Since Mega Man X5, the Mega Man X series has been on a bit of a slide. X5 paled in comparison to X4, X6 was full of cheap deaths and rush job sensibilities, so it all comes to X7 to save the day. With a brand-new 3D perspective in addition to the tried and true 2D, does Mega Man X7 offer compelling enough gameplay for veterans and fans of the franchise?
In the world of Mega Man X7, there are now two groups going after the same Maverick menace. One is the Maverick Hunter group while the other is Red Alert, a new group of bounty hunters who finish the job through any means necessary-- even less than noble ones. Axl, a young robot with the ability to copy and change shape, defects from Red Alert after growing sick of Red Alert's methods. This starts a war between the Maverick Hunters and Red Alert, but is there someone behind the scenes orchestrating everything? The story is told with stylized visuals and cut-scenes in-between each of the eight Maverick missions. Unfortunately, these cut-scenes are also accompanied by some of the worst voice acting to come out of the PlayStation 2. Some characters are merely tolerable while others like X and Axl are just abysmal.
Mega Man X7 starts out in typical fashion. You start the game at the introduction highway level, taking out goons reminiscent of the good old days of the original Mega Man X, and proceed through the level taking out Mavericks. The twist this time around is that the game switches between a 2D and 3D perspective during areas. It happens so often that there's an indicator showing what perspective you're currently in. The 2D portions of the game are tried and true Mega Man X action, but the 3D parts have a camera that's difficult to control, gets in the way, and just becomes a hindrance most of the time. Thankfully, your Maverick Hunters can lock on to enemies in this installment making combat much easier to deal with in both the 2D and 3D perspectives.

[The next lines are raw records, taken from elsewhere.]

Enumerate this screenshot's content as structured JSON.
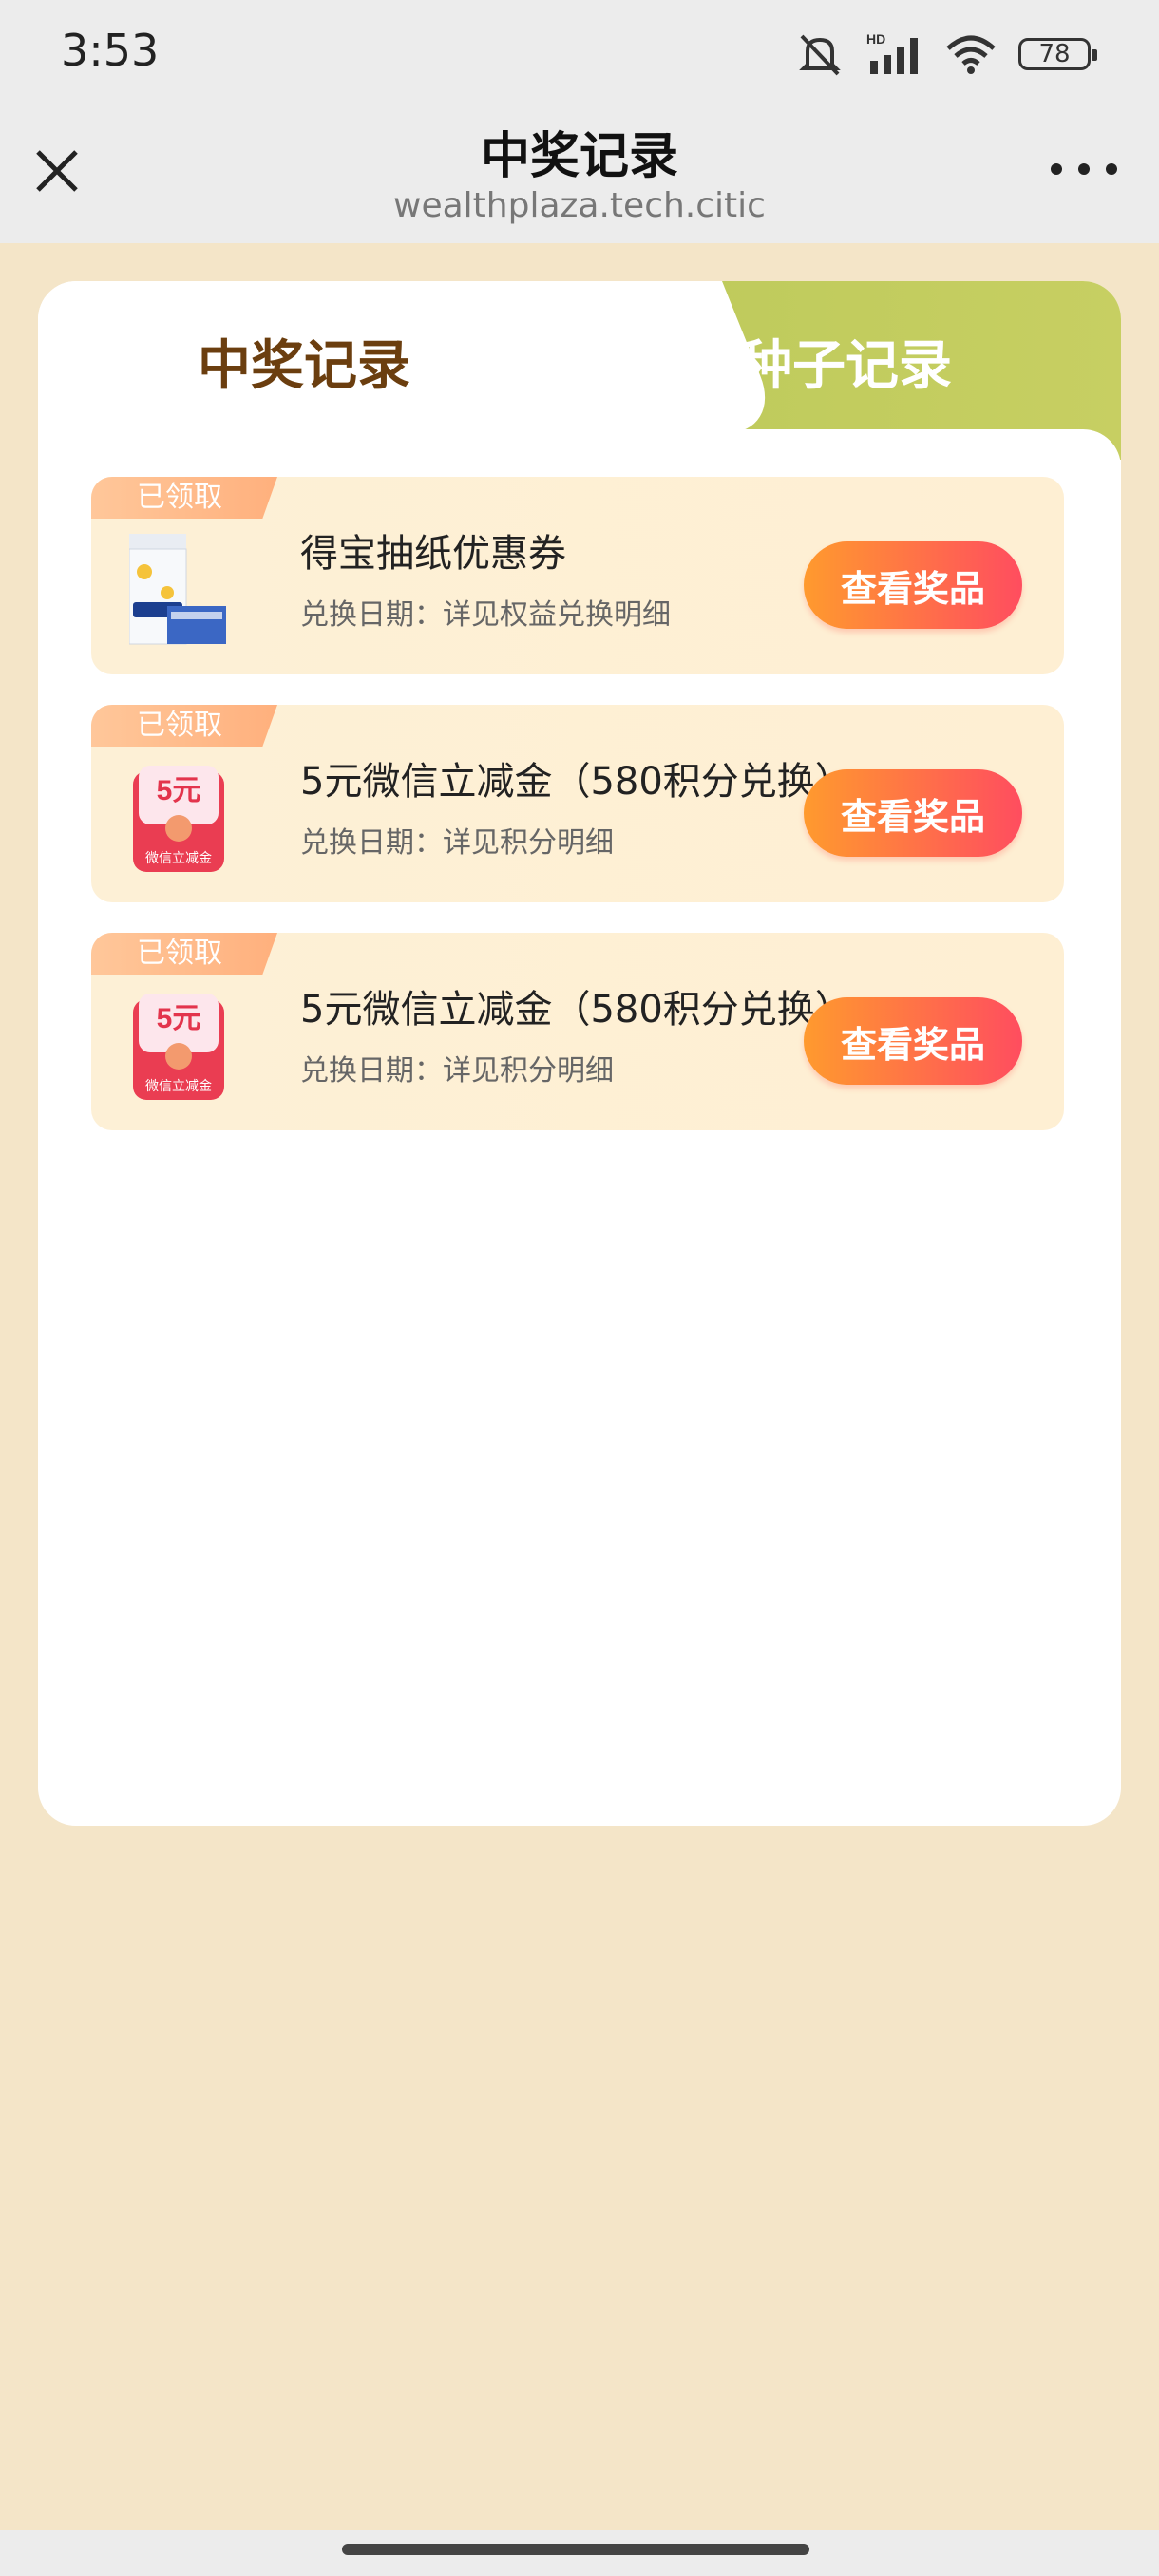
{
  "status_bar": {
    "time": "3:53",
    "battery": "78",
    "network": "HD"
  },
  "header": {
    "title": "中奖记录",
    "subtitle": "wealthplaza.tech.citic"
  },
  "tabs": [
    {
      "label": "中奖记录",
      "active": true
    },
    {
      "label": "种子记录",
      "active": false
    }
  ],
  "records": [
    {
      "badge": "已领取",
      "title": "得宝抽纸优惠券",
      "subtitle": "兑换日期：详见权益兑换明细",
      "button": "查看奖品",
      "image": "tissue-pack"
    },
    {
      "badge": "已领取",
      "title": "5元微信立减金（580积分兑换）",
      "subtitle": "兑换日期：详见积分明细",
      "button": "查看奖品",
      "image": "red-envelope",
      "image_text": "5元",
      "image_caption": "微信立减金"
    },
    {
      "badge": "已领取",
      "title": "5元微信立减金（580积分兑换）",
      "subtitle": "兑换日期：详见积分明细",
      "button": "查看奖品",
      "image": "red-envelope",
      "image_text": "5元",
      "image_caption": "微信立减金"
    }
  ],
  "colors": {
    "page_bg": "#f4e5c8",
    "tab_inactive": "#c2cb5e",
    "tab_active_text": "#6b3e0f",
    "button_start": "#ff9a2e",
    "button_end": "#ff4d5f"
  }
}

Once again, there's eight Mavericks set loose upon the world, and the strategy for each is the same. Find the weapon that they're weak against to defeat them handily, otherwise it's a long, drawn-out fight with the mega buster, Zero's sword, or Axl's rapid fire buster. Some stages are entirely 2D while others are entirely 3D or a mix of both. They take place in areas such as a deep forest area, a magma plant, a series of tunnels, on top the backs of a fleet of airships, and more. Boss battles are also either in a 2D or 3D perspective. Sometimes you're in a 2D perspective while the boss is in a 3D one, allowing your character to fire off in the foreground or background. Regardless, working with the camera in X7 is a pain since it's mapped to the L1 and R1 buttons instead of the right analog stick like most 3D games on the system. This makes struggling with the camera while trying to fight a fast boss all the more common and aggravating.
There's plenty of side content to sink your teeth into. Each level has sixteen hostage reploids needing saving. Saving them will give your characters bonuses such as parts that can be equipped to boost stats, extra lives, increased life and weapon energy and more. Some of these reploids are placed in such precarious locations that they're near possible to rescue making for some frustrating times. There's also hidden heart tanks and standbys such as Dr. Light's capsules that can be uncovered in four of the eight Maverick stages. These give X the ability for increased movement, a glide ability, the option to charge special weapons, and increased weapon pick-up abilities.
One of the turn-offs of X7 is that the lead character, Mega Man X, isn't even available at the beginning of the blasted game. He must be unlocked by rescuing a set number of reploids. Another new addition is the team-based gameplay. Maverick Hunters now patrol levels in teams of two, and you can switch between partners with a tap of the L2 button. Unlike the sequel, Mega Man X8, when a partner passes on in X7, it's back to the beginning or checkpoint for both players.
Mega Man X7 uses nice 3D models, but the level textures are quite muddy and not very pleasant to look at. When the action is fierce with lots going on, the game enters slowdown mode which is never fun for a precision platformer such as this. The music is rather catchy, but that, too, pales in comparison to previous entries of the series.
Ultimately, Mega Man X7 is a failed experiment that still happens to be somewhat entertaining. The bothersome camera does cause problems as does the mapping of the dash to double-tapping a directional button which caused me enough deaths. For those open to the idea of having Mega Man in 3D, perhaps Mega Man Legends would be a better choice. For everyone else, Mega Man X7 is a frustrating yet fun entry in the Mega Man X franchise.